Hal yang mengejutkanku
terjadi setelah aku melewati jembatan. Jalan aspal yang tadinya begitu halus
mulus dengan marka dan garis pembatas jalan tiba-tiba berubah menjadi jalanan
aspal tanpa marka tanpa garis pembatas yang berbatu, bergeronjal, dan berlubang
di sana-sini. Akupun kerepotan menghidari lubang yang seolah ada di mana-mana.
Tapi tenang saja! aku sudah lihai menggunakan motorku sehingga lubang-lubang yang
menganga dan batu-batu kerikil bukan masalah bagiku, hohoho!
Namun kejutan tidak cukup
sampai di situ. Setelah melewati jalanan aspal penuh lubang, aku dihadapkan
pada kenyataan bahwa jalan yang lebar itu sudah mentok sampai di sebuah
persimpangan. Tak ada lagi jalan lurus. Yang ada adalah jalan kecil ke kiri dan
ke kanan. Sudah kecil tak beraspal pula (#huhsebel). Tapi di balik jalan kecil
itu aku bisa melihat hamparan air yang luas dan berarus deras. Ya! Tak salah
lagi! Itu adalah Sungai Opak!
Akupun berbelok kiri
menyusuri sungai melalui jalan kecil itu dengan harapan menemukan hutan
mangrove. Tapi aku tak menemukan apa-apa selain aliran sungai yang warnanya
kecoklatan dan arusnya yang deras. Akhirnya aku berbalik arah. Aku bertanya
pada bapak-bapak yang sedang mencabut rumput di manakah letak hutan mangrove.
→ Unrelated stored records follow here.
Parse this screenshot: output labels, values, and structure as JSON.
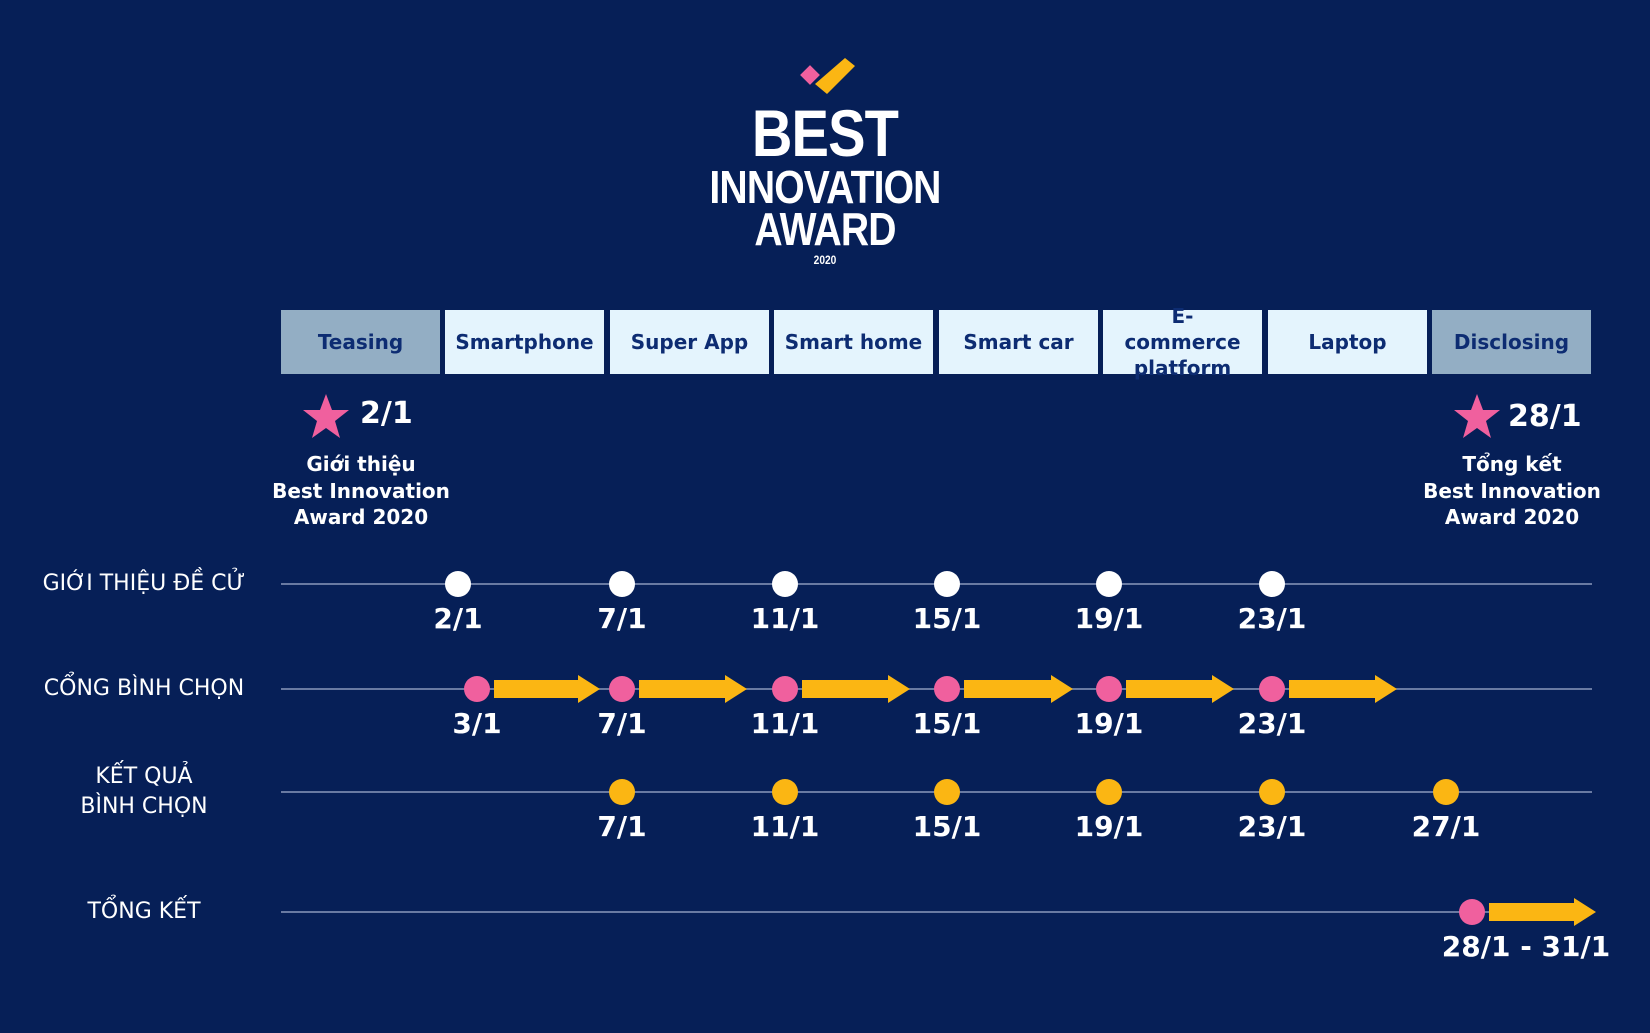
{
  "logo": {
    "line1": "BEST",
    "line2": "INNOVATION",
    "line3": "AWARD",
    "year": "2020",
    "check_colors": [
      "#f0609e",
      "#fbb613"
    ]
  },
  "phases": [
    {
      "label": "Teasing",
      "style": "dark"
    },
    {
      "label": "Smartphone",
      "style": "light"
    },
    {
      "label": "Super App",
      "style": "light"
    },
    {
      "label": "Smart home",
      "style": "light"
    },
    {
      "label": "Smart car",
      "style": "light"
    },
    {
      "label": "E-commerce platform",
      "style": "light"
    },
    {
      "label": "Laptop",
      "style": "light"
    },
    {
      "label": "Disclosing",
      "style": "dark"
    }
  ],
  "milestones": {
    "start": {
      "date": "2/1",
      "lines": [
        "Giới thiệu",
        "Best Innovation",
        "Award 2020"
      ],
      "icon": "star-icon"
    },
    "end": {
      "date": "28/1",
      "lines": [
        "Tổng kết",
        "Best Innovation",
        "Award 2020"
      ],
      "icon": "star-icon"
    }
  },
  "rows": [
    {
      "label": [
        "GIỚI THIỆU ĐỀ CỬ"
      ],
      "marker": "white",
      "arrows": false,
      "dates": [
        "2/1",
        "7/1",
        "11/1",
        "15/1",
        "19/1",
        "23/1"
      ]
    },
    {
      "label": [
        "CỔNG BÌNH CHỌN"
      ],
      "marker": "pink",
      "arrows": true,
      "dates": [
        "3/1",
        "7/1",
        "11/1",
        "15/1",
        "19/1",
        "23/1"
      ]
    },
    {
      "label": [
        "KẾT QUẢ",
        "BÌNH CHỌN"
      ],
      "marker": "yellow",
      "arrows": false,
      "dates": [
        "7/1",
        "11/1",
        "15/1",
        "19/1",
        "23/1",
        "27/1"
      ]
    },
    {
      "label": [
        "TỔNG KẾT"
      ],
      "marker": "pink",
      "arrows": true,
      "dates": [
        "28/1 - 31/1"
      ]
    }
  ],
  "colors": {
    "background": "#061f57",
    "pink": "#f0609e",
    "yellow": "#fbb613",
    "white": "#ffffff",
    "phase_light": "#e4f4fd",
    "phase_dark": "#93aec4",
    "line": "#8a98bb"
  }
}
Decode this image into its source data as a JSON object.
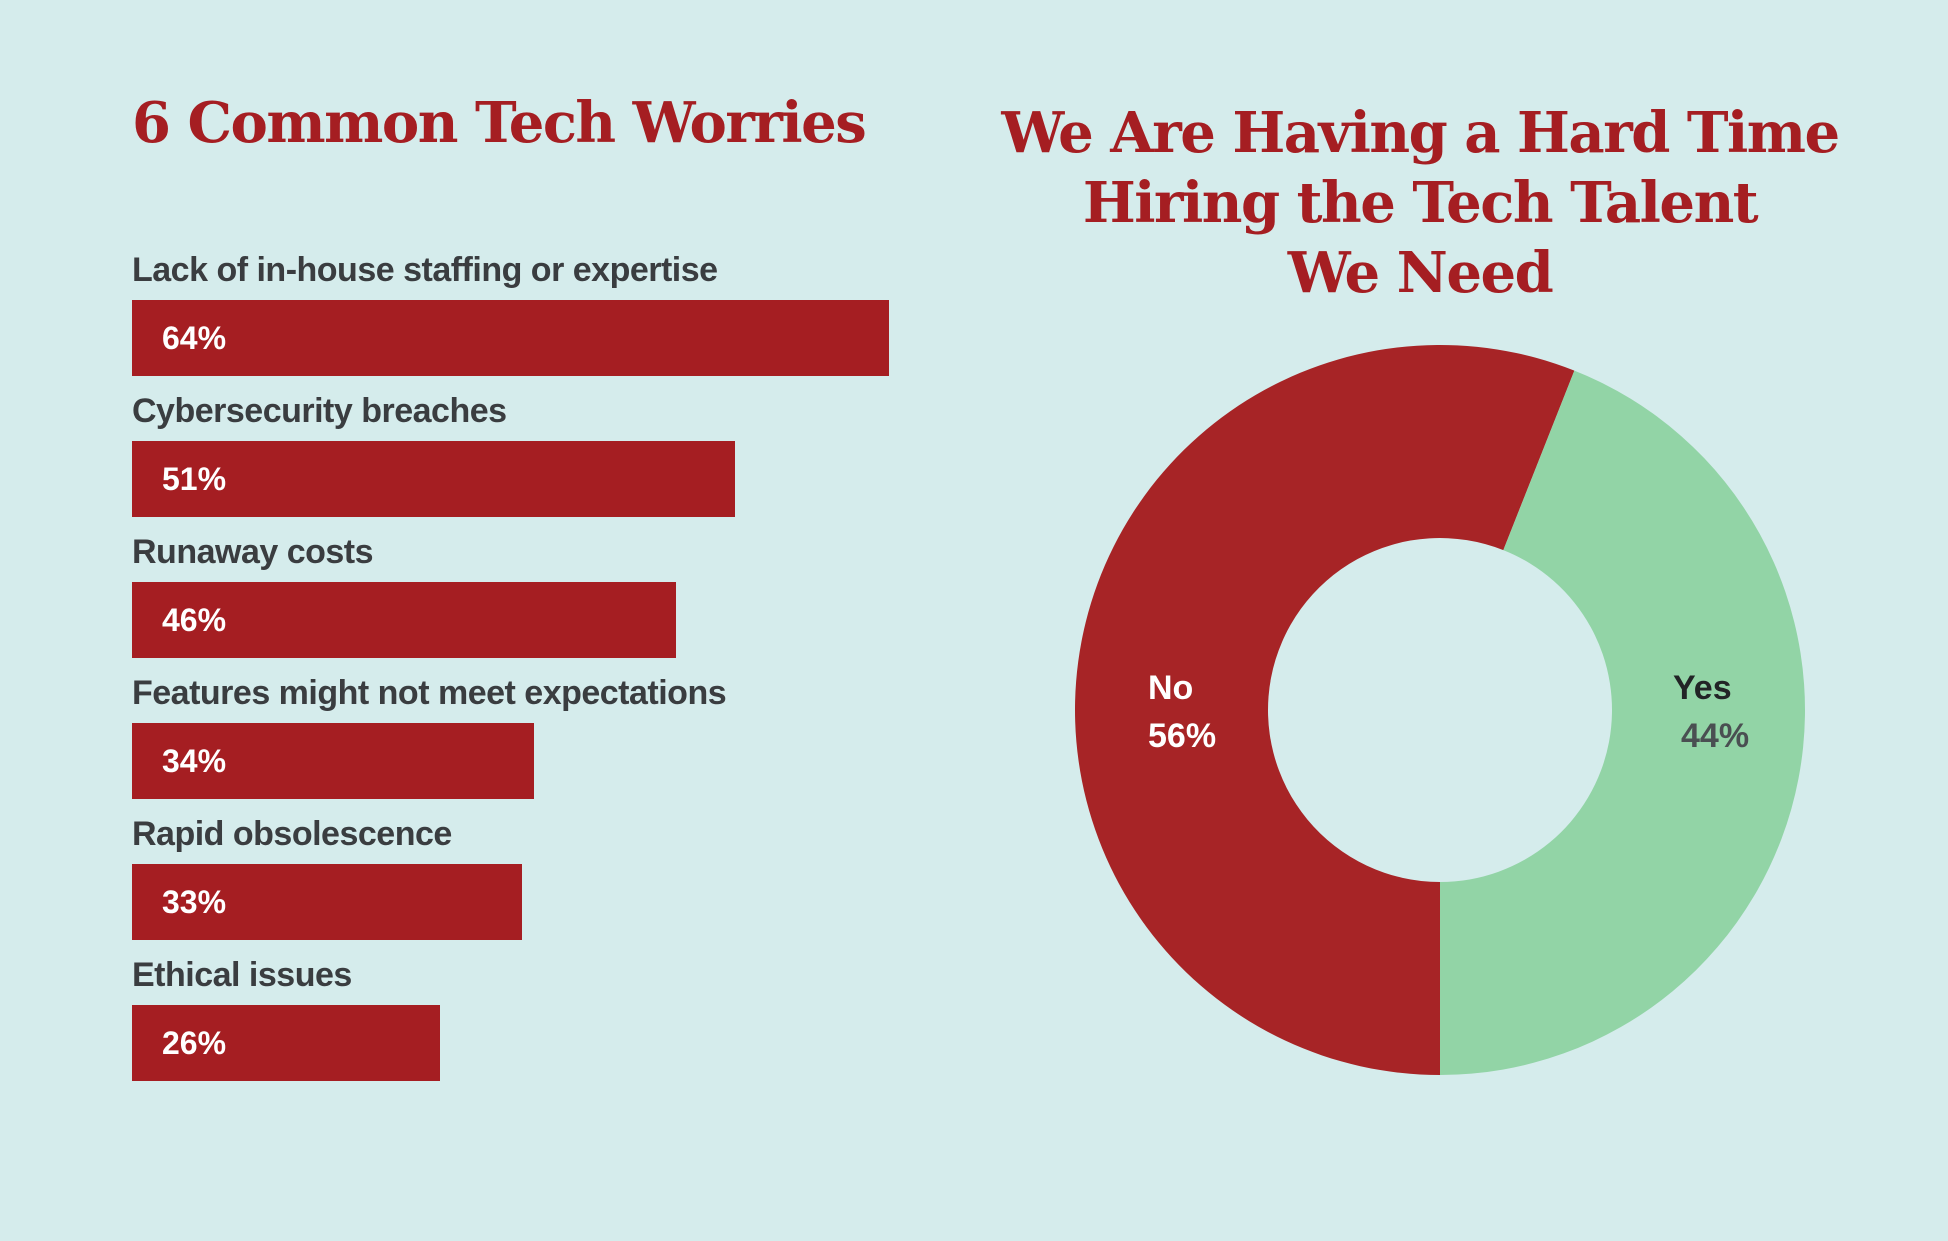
{
  "chart_data": [
    {
      "type": "bar",
      "orientation": "horizontal",
      "title": "6 Common Tech Worries",
      "categories": [
        "Lack of in-house staffing or expertise",
        "Cybersecurity breaches",
        "Runaway costs",
        "Features might not meet expectations",
        "Rapid obsolescence",
        "Ethical issues"
      ],
      "values": [
        64,
        51,
        46,
        34,
        33,
        26
      ],
      "value_labels": [
        "64%",
        "51%",
        "46%",
        "34%",
        "33%",
        "26%"
      ],
      "xlim": [
        0,
        100
      ],
      "xlabel": "",
      "ylabel": "",
      "grid": false,
      "color": "#a51e22"
    },
    {
      "type": "pie",
      "style": "donut",
      "title_lines": [
        "We Are Having a Hard Time",
        "Hiring the Tech Talent",
        "We Need"
      ],
      "slices": [
        {
          "name": "No",
          "value": 56,
          "label": "56%",
          "color": "#a72426"
        },
        {
          "name": "Yes",
          "value": 44,
          "label": "44%",
          "color": "#92d4a6"
        }
      ]
    }
  ]
}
Dia bilang jalan lurus saja. Akhirnya aku mengikuti jalan lurus melintasi jalan
tanah melewati beberapa persimpangan sampai akhirnya ketemu kerumunan
bapak-bapak yang habis selesai nyawah. Aku
bertanya pada salah seorang bapak di sana. Dia bilang aku kebablasan. Dia
menyarankanku berbalik arah dan belok kanan pada persimpangan pertama.
Setelah mengikuti saran
bapak itu, akhirnya sampailah aku di halaman parkir motor kawasan taman hutan
mangrove. Tempat parkir itu tidak terlalu luas. Di dekatnya ada satu gazebo dan
kalau tidak salah pada salah satu sisi gazebo itu ditumbuhi beberapa macam
bunga. Berbeda dengan jalan menuju ke sana yang merupakan jalan tanah, halaman
parkir tempat itu sudah dilapisi konblok. Tempat itu sendiri sepi, aku hanya menjumpai sepasang mbak-mbak
berjilbab yang sedang berfoto ria.
Setelah memarkirkan motor, aku
kemudian turun dan mencari jalan untuk menyusuri mangrove. Ada tiga jalan di
sana yang kira-kira akan membawaku menyusuri mangrove. Tapi yang mana?
Bayanganku tentang taman
hutan mangrove adalah adanya jalan kecil yang digunakan para wisatawan untuk
berkeliling. Aku pernah sekali mengunjungi hutan mangrove di dekat Pantai Kuta,
Bali. Di sana para wisatawan bisa berkeliling melintasi jalan-jalan yang
terbuat dari cor semen sampai ke ujung hutan, walaupun di beberapa bagian jalan
ditutup karena ada jembatan bambu yang putus. Baru-baru ini di Kulonprogo ada
wisata baru mangrove di mana (aku sendiri belum pernah ke sana) para
wisatawan bisa berkeliling sambil ber-selfi ria di wahana selfi yang telah
disediakan
Oiya, aku lupa. Hutan
mangrove yang kukunjungi ini namanya Hutan Mangrove Baros. Nama Baros sendiri
berasal dari nama dusun tempat hutan bakau ini berada.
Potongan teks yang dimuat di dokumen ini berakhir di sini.